1. The county medical societies are: Alameda-Contra Costa Medical Association, San Mateo County Medical Association, San Francisco Medical Society, Sonoma County Medical Association, Napa County Medical Association, and Solano County Medical Society. Your letter indicates that a seventh society, Santa Clara County Medical Association, has not yet determined whether it will participate in BAPP.

2. Participation of Santa Clara County Medical Association in BAPP would not significantly change the above physician participation percentages.

3. Some of the materials you submitted suggest that BAPP would like to develop standard non-price contract terms to offer as an alternative to a payer's standard contract. In addition, you suggested that BAPP might be authorized to accept a payer offer on a physician's behalf only if (as discussed infra) the offered price meets or exceeds the physician's minimum price level and if the contract terms do not substantially differ from BAPP's standard terms. You have not provided enough information for us to evaluate these aspects of the proposal, however, and, as discussed below, we express no opinion on it.
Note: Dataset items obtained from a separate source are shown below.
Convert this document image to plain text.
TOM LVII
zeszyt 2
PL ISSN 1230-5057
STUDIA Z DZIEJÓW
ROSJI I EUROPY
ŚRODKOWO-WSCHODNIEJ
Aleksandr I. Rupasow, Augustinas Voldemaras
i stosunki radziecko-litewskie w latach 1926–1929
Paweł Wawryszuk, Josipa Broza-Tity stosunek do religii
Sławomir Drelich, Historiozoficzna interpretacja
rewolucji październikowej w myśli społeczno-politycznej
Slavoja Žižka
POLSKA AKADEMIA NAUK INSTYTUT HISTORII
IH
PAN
4. This discussion focuses on physician organizations because your proposal involves physicians. The same principles also apply to other health care provider networks.

5. The Statements are available at www.ftc.gov/reports/hlth3s.htm#8.

6. See, e.g., North Texas Specialty Physicians, No. D-9312; Physician Network Consulting, L.L.C., No. C-4094; SPA Health Organization, No. C-4088; Carlsbad Physician Association, Inc., No. C-4081; System Health Providers, Inc., and Genesis Physicians Group, Inc., No. C-4064; Professions in Women's Care, No. C-4063; Professional Integrated Services of Denver, No. C-4054; and Aurora Associated Primary Care Physicians, No. C-4055.

7. The members of BAPP's board of directors likely will be practicing physicians in a competitive relationship with at least some other BAPP members. These physicians are individually subject to the antitrust laws, and should not use information that they acquire in serving on the board to facilitate anticompetitive agreements among BAPP members.

8. The Commission's recent complaint in North Texas Specialty Physicians, No. D-9312 ("NTSP"), provides an illustrative contrast regarding messenger arrangements. According to that complaint, NTSP engaged in numerous practices that facilitated or constituted unlawful collective behavior and agreements among its participating physicians - including negotiating payer contracts on the physicians' collective behalf, collecting the physicians' price requirements and using their averages as a floor in negotiating contracts, reporting the group's prospective price information back to the physicians, organizing collective refusals to deal with payers to extract higher prices, and other acts. In such circumstances, the staff would view the messenger's refusal to administer contracts to which half the members do not agree as a device for furthering anticompetitive goals.